We think you need these skills to ace Governance, Risk and Compliance Analyst
Some tips for your application 🫡
Tailor Your CV: Make sure your CV highlights relevant experience in Governance, Risk and Compliance. Focus on specific projects or roles where you've managed IT risk, conducted audits, or worked with security frameworks.
Craft a Compelling Cover Letter: In your cover letter, express your passion for GRC and detail how your skills align with the job requirements.
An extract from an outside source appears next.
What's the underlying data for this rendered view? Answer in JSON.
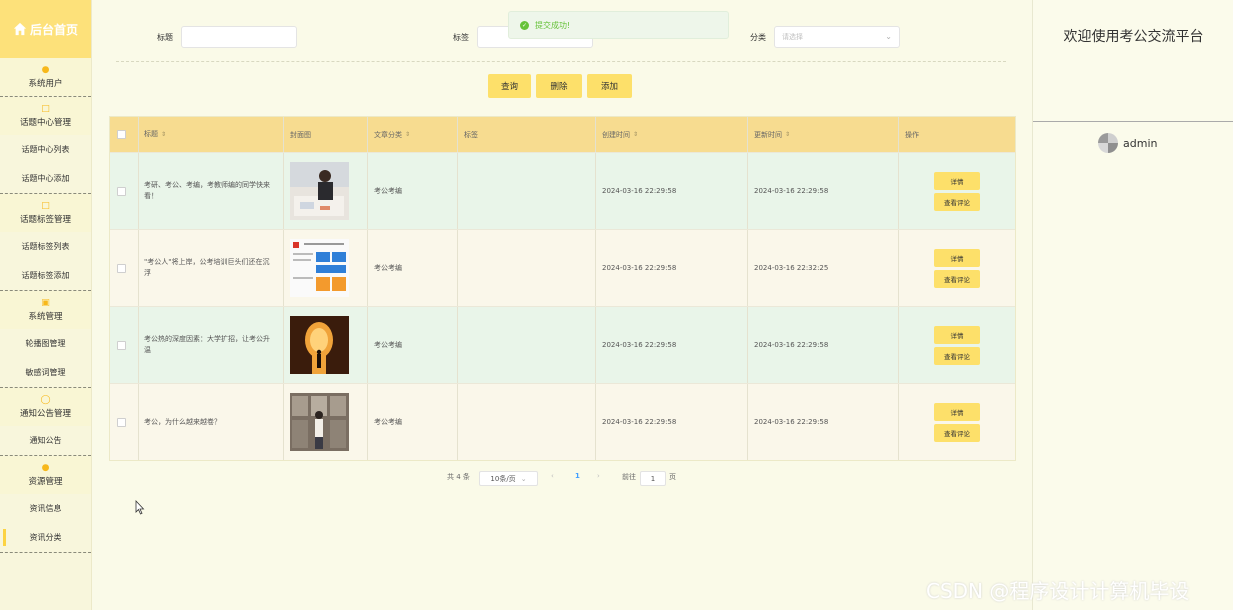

Mention any relevant certifications and your experience with GRC platforms, especially if you have hands-on experience with OneTrust.
Showcase Relevant Skills: Emphasise your knowledge of frameworks like ISO 27001, NIST CSF, and GDPR. Provide examples of how you've applied these in previous roles, particularly in risk management and compliance.
Proofread Your Application: Before submitting, carefully proofread your application for any spelling or grammatical errors. A polished application reflects attention to detail, which is crucial for a GRC Analyst role.
How to prepare for a job interview at Vista Global
✨Know Your Frameworks
Familiarise yourself with key frameworks like ISO 27001, NIST CSF, and GDPR. Be prepared to discuss how you've applied these in previous roles or how you would approach compliance in this position.
✨Showcase Your Experience
Highlight your hands-on experience with GRC platforms, especially if you've worked with OneTrust. Share specific examples of risk assessments or audits you've conducted to demonstrate your expertise.
✨Prepare for Scenario Questions
Expect scenario-based questions that assess your problem-solving skills in risk management. Think about past challenges you've faced and how you navigated them, particularly in cross-functional team settings.
✨Stay Updated on Regulations
Demonstrate your commitment to staying current with regulatory changes and industry standards. Discuss any recent developments in privacy laws or security frameworks that could impact the role.